Suasana restoran hotel yang mewah cukup ramai. Begitu melewati pintu restoran Syams berhenti sejenak. Mata pria itu mengedar ke sekitarnya, hingga ia mendapati seorang wanita berhijab melambaikan tangan. Syams kemudian menghampiri meja wanita berhijab itu dan duduk di depannya. Kini mereka duduk saling berhadapan. Seorang pelayan datang menyodorkan menu makanan. Setelah memesan makanan, pelayan menuangkan minuman ke gelas dan pergi.

"Arwin sama Michel ke mana? Kok enggak keliatan?" tanya Widya yang memulai pembicaraan.

"Mereka lagi main game di kamar. Yah, aku sudah terlalu tua buat ikut-ikutan main game online. Aku baru tau mereka se-abkrab itu," jelas Syams sambil membasahi tenggorokan.

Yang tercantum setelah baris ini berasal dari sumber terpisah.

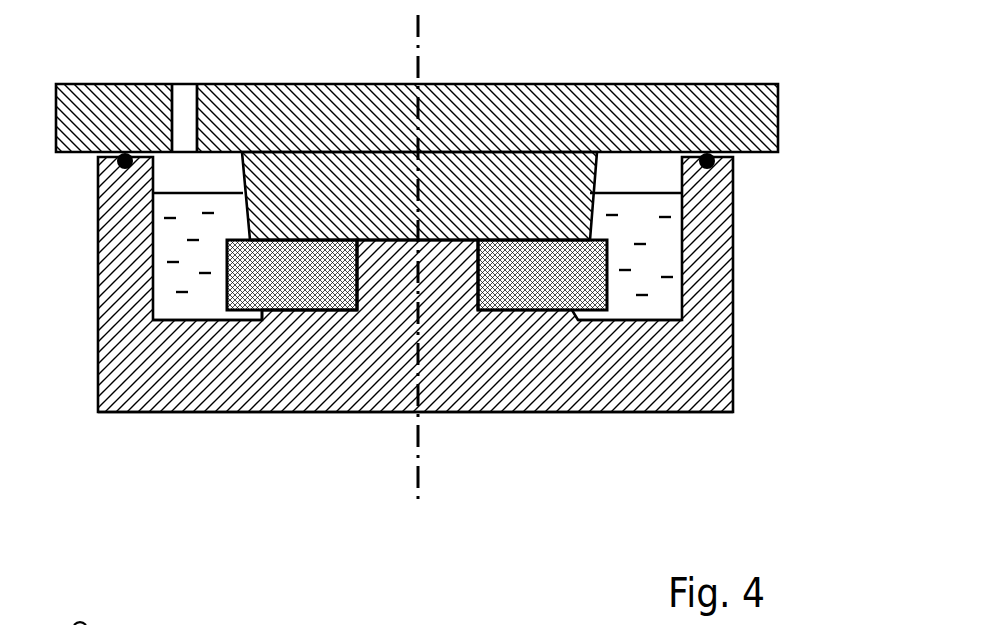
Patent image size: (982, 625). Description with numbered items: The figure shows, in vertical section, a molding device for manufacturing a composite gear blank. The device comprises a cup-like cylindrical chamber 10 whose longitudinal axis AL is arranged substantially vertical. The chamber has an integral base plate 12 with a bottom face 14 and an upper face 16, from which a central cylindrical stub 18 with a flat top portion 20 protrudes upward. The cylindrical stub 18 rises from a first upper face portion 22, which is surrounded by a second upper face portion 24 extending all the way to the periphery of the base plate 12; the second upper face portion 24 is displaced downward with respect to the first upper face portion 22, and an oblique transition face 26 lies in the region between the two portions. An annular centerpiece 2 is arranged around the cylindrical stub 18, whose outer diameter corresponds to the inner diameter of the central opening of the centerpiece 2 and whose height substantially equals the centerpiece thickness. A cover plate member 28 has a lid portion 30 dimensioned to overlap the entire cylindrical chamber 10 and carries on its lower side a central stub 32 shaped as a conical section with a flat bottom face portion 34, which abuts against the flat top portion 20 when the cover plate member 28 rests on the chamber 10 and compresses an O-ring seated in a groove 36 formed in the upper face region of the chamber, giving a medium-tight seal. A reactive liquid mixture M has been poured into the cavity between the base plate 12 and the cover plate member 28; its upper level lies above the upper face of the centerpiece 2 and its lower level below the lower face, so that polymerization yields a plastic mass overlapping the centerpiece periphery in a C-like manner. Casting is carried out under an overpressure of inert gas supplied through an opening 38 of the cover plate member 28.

The centerpiece 2 is at (580, 277).
The cylindrical chamber 10 is at (710, 222).
The base plate 12 is at (665, 363).
The bottom face 14 is at (552, 412).
The upper face 16 is at (630, 320).
The central cylindrical stub 18 is at (436, 265).
The flat top portion 20 is at (461, 240).
The first upper face portion 22 is at (315, 310).
The second upper face portion 24 is at (180, 320).
The oblique transition face 26 is at (262, 313).
The cover plate member 28 is at (752, 68).
The lid portion 30 is at (683, 88).
The central stub 32 is at (527, 172).
The flat bottom face portion 34 is at (320, 240).
The groove 36 is at (712, 165).
The opening 38 is at (187, 93).
The reactive liquid mixture M is at (178, 275).
The longitudinal axis AL is at (415, 490).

"Arwin memang gampang akrab ke semua orang. Apalagi Arwin anak pertamanya Lina. Wajar kalau dia deket sama Michel," imbuh si wanita berhijab. "Tapi kayaknya Michel enggak setuju sama pernikahan kita."

"Sebenarnya tujuan kita menikah supaya aku bisa menggantikan posisi Eka setelah dia pensiun. Meskipun pernikahan kita ditunda, selama hubungan kita dan Haryo masih harmonis maka tujuan kita masih bisa dicapai. Jadi kamu enggak perlu khawatir."

"Ya memang seharusnya seperti itu. Tapi sepertinya bukan perkara itu yang membebani kamu. Iya kan?" todong Widya dengan senyuman lebar.

Syams tidak bisa menahan diri ikut menjungkitkan sudut bibirnya.

"Ini alasan aku suka sama kamu. Kamu kayak orang yang bisa baca pikiranku," imbuh Syams.

"Terus apa yang yang membebani pikiranmu sekarang?" tanya Widya dengan senyuman manis yang masih bertengger di wajahnya.

"Keluarga. Meskipun keluarga yang seperti kain tambal sulam, masih bisa disebut keluarga kan? Walaupun nanti terpencar-pencar dan tidak punya rumah yang tetap, masih bisa disebut keluarga kan?"

Pria paruh baya itu mengambil napas dalam-dalam dan menatap lamat-lamat wanita di depannya.

"Aku ingin menunda pernikahan kita, setidaknya sampai kamu dan Michel akrab. Aku ingin kamu benar-benar jadi ibunya Michel. Apa kamu mau menyanggupi permintaan ini?"

Widya meraih tangan kanan Syams. Jemari wanita itu bergerak menyentuh dua cincin yang terpasang di jari manis pria itu.

"Aku pasti jawab 'iya', Syams. Anggap saja ini penebusan kita berdua dari semua benang merah yang dihubungkan oleh Lina."